StreamSets Data Collector (SDC) is an open source tool for stream-based extracting, transforming and loading large quantities of data. It provides an easy to use UI on top of the underlying processing power of YARN and Spark Streaming with a large number of installable integrations with source and destination systems.

We found the process of setting up an SDC system with an HDFS output somewhat fiddly, so here we provide a push button solution for spinning up this example system, based on the Docker containers provided by StreamSets and Hadoop.

You can find the Git repository for this example here. Read on for the details of how we created this system!

An attractive UI

Installing StreamSets

We wanted a lightweight, easily reproducible install that we can hand over to others, and Docker containers provide a great solution for this. StreamSets provide a Docker container for Data Collector, obtainable from Dockerhub. Installing and starting it is a one line command.

docker run -p 18630:18630 -d streamsets/datacollector

One command later

Note that you need a Linux machine to run Docker. We used an Ubuntu 16.04 VM, the creation of which we automated using Vagrant.

We wanted a non-trivial demo, so we wanted to integrate StreamSets with a 3rd party output. To set up the pipeline, we followed the StreamSets taxi tutorial. We chose to store the output from our pipeline in the Hadoop Distributed File System (HDFS), which could be convenient for later processing. To use this output, we needed to install a Hadoop library.

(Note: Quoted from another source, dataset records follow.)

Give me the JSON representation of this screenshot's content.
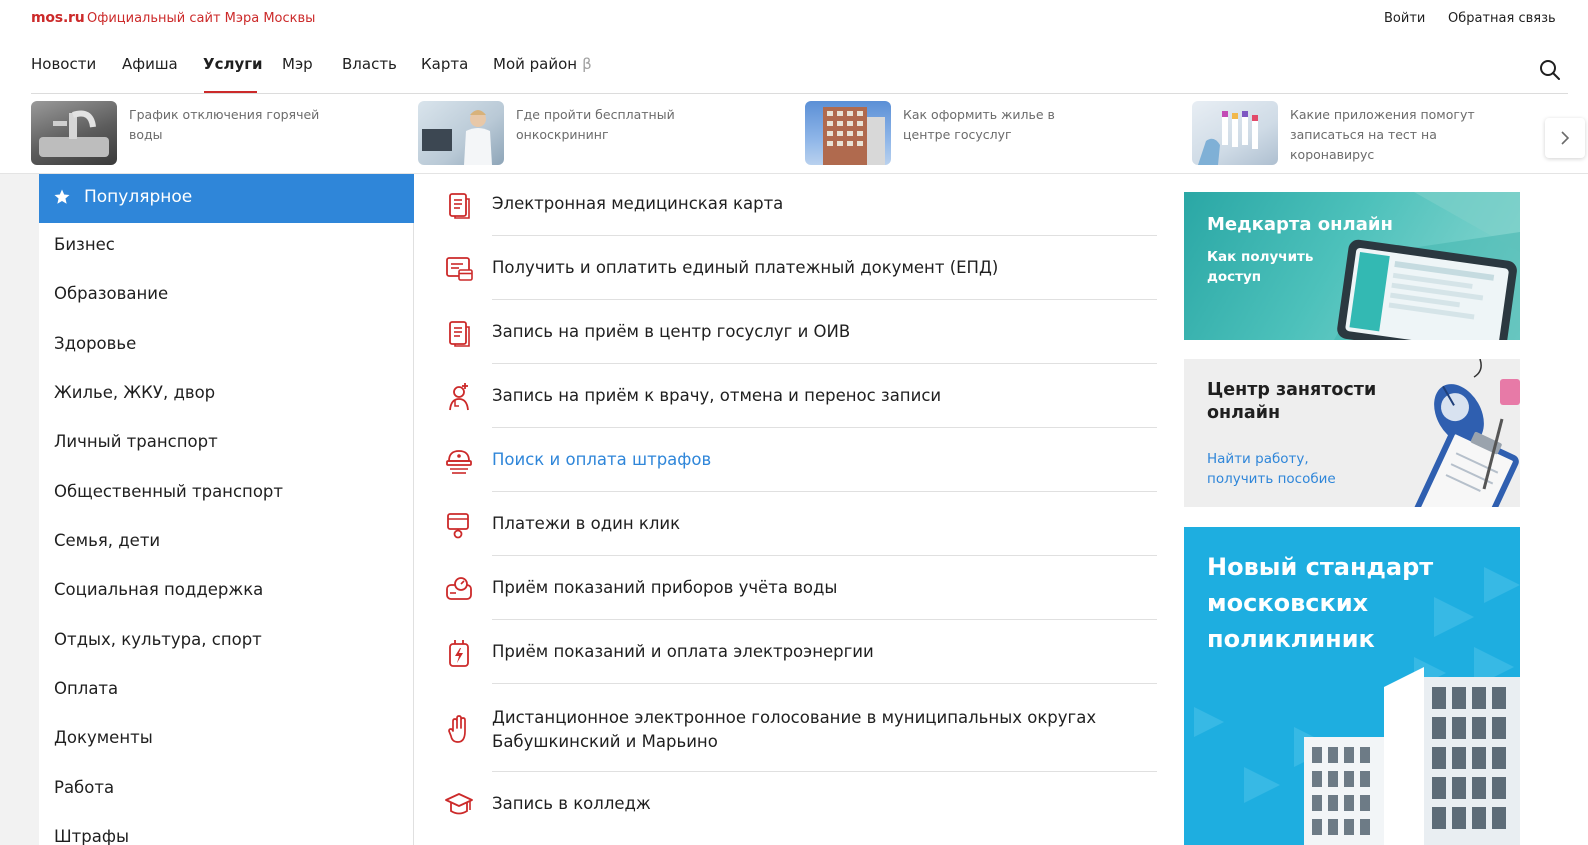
{
  "header": {
    "brand": "mos.ru",
    "brand_subtitle": "Официальный сайт Мэра Москвы",
    "login": "Войти",
    "feedback": "Обратная связь"
  },
  "nav": {
    "items": [
      "Новости",
      "Афиша",
      "Услуги",
      "Мэр",
      "Власть",
      "Карта",
      "Мой район"
    ],
    "active": "Услуги",
    "beta_mark": "β"
  },
  "news": [
    {
      "text": "График отключения горячей воды",
      "icon": "faucet-photo"
    },
    {
      "text": "Где пройти бесплатный онкоскрининг",
      "icon": "doctor-photo"
    },
    {
      "text": "Как оформить жилье в центре госуслуг",
      "icon": "building-photo"
    },
    {
      "text": "Какие приложения помогут записаться на тест на коронавирус",
      "icon": "test-tubes-photo"
    }
  ],
  "sidebar": {
    "active": "Популярное",
    "items": [
      "Бизнес",
      "Образование",
      "Здоровье",
      "Жилье, ЖКУ, двор",
      "Личный транспорт",
      "Общественный транспорт",
      "Семья, дети",
      "Социальная поддержка",
      "Отдых, культура, спорт",
      "Оплата",
      "Документы",
      "Работа",
      "Штрафы"
    ]
  },
  "services": [
    {
      "label": "Электронная медицинская карта",
      "icon": "document-icon"
    },
    {
      "label": "Получить и оплатить единый платежный документ (ЕПД)",
      "icon": "payment-document-icon"
    },
    {
      "label": "Запись на приём в центр госуслуг и ОИВ",
      "icon": "document-icon"
    },
    {
      "label": "Запись на приём к врачу, отмена и перенос записи",
      "icon": "doctor-icon"
    },
    {
      "label": "Поиск и оплата штрафов",
      "icon": "police-cap-icon"
    },
    {
      "label": "Платежи в один клик",
      "icon": "card-click-icon"
    },
    {
      "label": "Приём показаний приборов учёта воды",
      "icon": "water-meter-icon"
    },
    {
      "label": "Приём показаний и оплата электроэнергии",
      "icon": "electricity-icon"
    },
    {
      "label": "Дистанционное электронное голосование в муниципальных округах",
      "label2": "Бабушкинский и Марьино",
      "icon": "hand-icon"
    },
    {
      "label": "Запись в колледж",
      "icon": "graduation-cap-icon"
    }
  ],
  "banners": {
    "medcard_title": "Медкарта онлайн",
    "medcard_subtitle": "Как получить доступ",
    "jobs_title": "Центр занятости онлайн",
    "jobs_subtitle": "Найти работу, получить пособие",
    "clinic_title": "Новый стандарт московских поликлиник"
  },
  "colors": {
    "brand_red": "#cc2a2a",
    "accent_blue": "#2f86d9",
    "icon_red": "#cc2a2a"
  }
}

SDC has a convenient package manager

The supported procedure for installing packages into the Docker container is a little fiddly. Essentially we needed to attach a volume so that the installed packages are retained through container restarts. The installation can then be done either from the GUI or from the command line.

docker run --rm -v sdc-stagelibs:/opt/streamsets-datacollector-2.3.0.0/streamsets-libs streamsets/datacollector:2.3.0.0 stagelibs -install=streamsets-datacollector-hdp_2_5-lib
docker run -v sdc-stagelibs:/opt/streamsets-datacollector-2.3.0.0/streamsets-libs -p 18630:18630 -d streamsets/datacollector:2.3.0.0

We’re leaving behind our one line command that we started with. Thankfully, Docker containers are simple to extend.

FROM streamsets/datacollector:2.3.0.0

# Build time argument to install packages
ARG PACKAGES_TO_INSTALL=streamsets-datacollector-hdp_2_5-lib

# Install the packages
RUN if [[ ! -z $PACKAGES_TO_INSTALL ]]; then $SDC_DIST/bin/streamsets stagelibs -install=$PACKAGES_TO_INSTALL ; fi

Once this container is built, we’re back to our one line command.

Installing Hadoop

We’ve got StreamSets set up, now we need a Hadoop instance for the HDFS output. Once again, Docker comes to our rescue.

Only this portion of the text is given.